Loading on premise data to Azure SQL Database
Talend Open Studio for Data Integration Version: 6.3.1
Java Compiler: 1.7
OS: Windows 8
This article will walk through the following steps to load data from on premise Oracle instance to Sql Server instance running on Microsoft Azure.
1. Find out the JDBC details for Sql Server on Azure
2. Download jdbc driver to configure in Talend
3. Create Open JDBC connection using external jar
4. Update the component properties for salesforce and connect to it to target
5. Complete the mapping and execute the job
This article will not cover the installation and setup of Talend Open Studio. The assumption is talend already installed and is working correctly. For details on how to install and configure Talend Open Studio see this post.
In the previous post we saw how to load data from Salesforce to oracle database using SalesforceInput, tMap, tOracleOutput, tLogRow. Today we will try to connect a sql server instance running on Microsoft Azure and loads a huge chunk of data from on-premise to cloud instance. If you do not have an account then sign it up here. Once it is successfully created you can see $ 150 credited to your account. This amount can be used for the resources that you are planning to use and has a validity of one month :).
As you can see below I have created two instances of SQL Server located at South India and South UK. The sole purpose of two different geographic location was to test speed and latency.
Get the database connection details to use inside Talend.
I had tried using the default driver comes with Talend and found that it is extremely slow and loads just 20 records per second. Below screenshots are from default sql server connection.
Retrieve schema will show you schema and objects details.
Since it was damn slow I decided to use the latest JDBC driver provided by Microsoft. To use this driver we have to create generic jdbc connection. Update the azure instance parameters as shown below. Notice I have added the external jar “sqljdbc42.jar”. The only limitation with this driver is that you cannot retrieve the schema like we did above.

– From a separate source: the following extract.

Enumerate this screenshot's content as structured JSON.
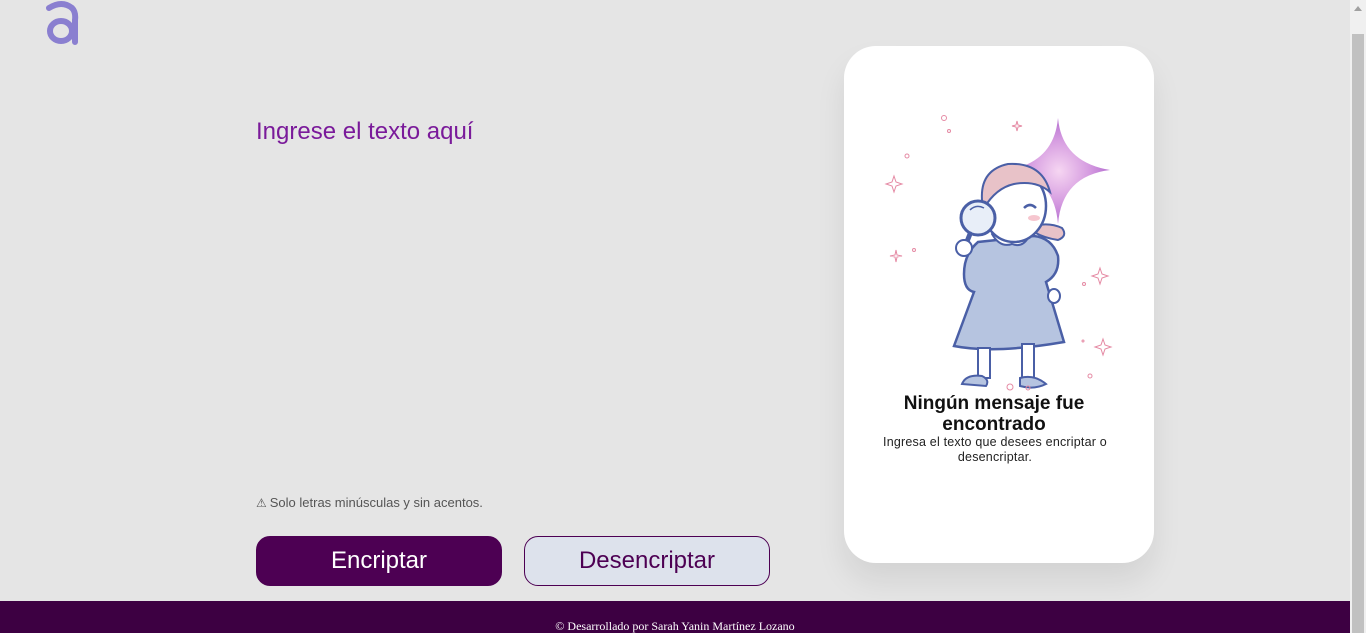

At the moment I have a customer table on both the database and they have one to one mapping with a simple transformation to uppercase the customer name.
After execution you can see the number of rows processed per second. This time this was super fast :). It took around around 12 minutes to process 710K records. I am sure this can be further tuned if I could have used a LAN instead of WiFi. There are many other parameters that can be taken in to consideration to bring it down from 12 to 6 min.
I was also monitoring the usage of DTU consumption, CPU percentage and few other parameters that was relevant to my POC. And you can notice it was hitting around 8 to 9% of total DTU allocated as part of S2 Standard (50 DTU). If you want to know more about DTU refer this link.
Thats all for today.
Let me know if you have any questions.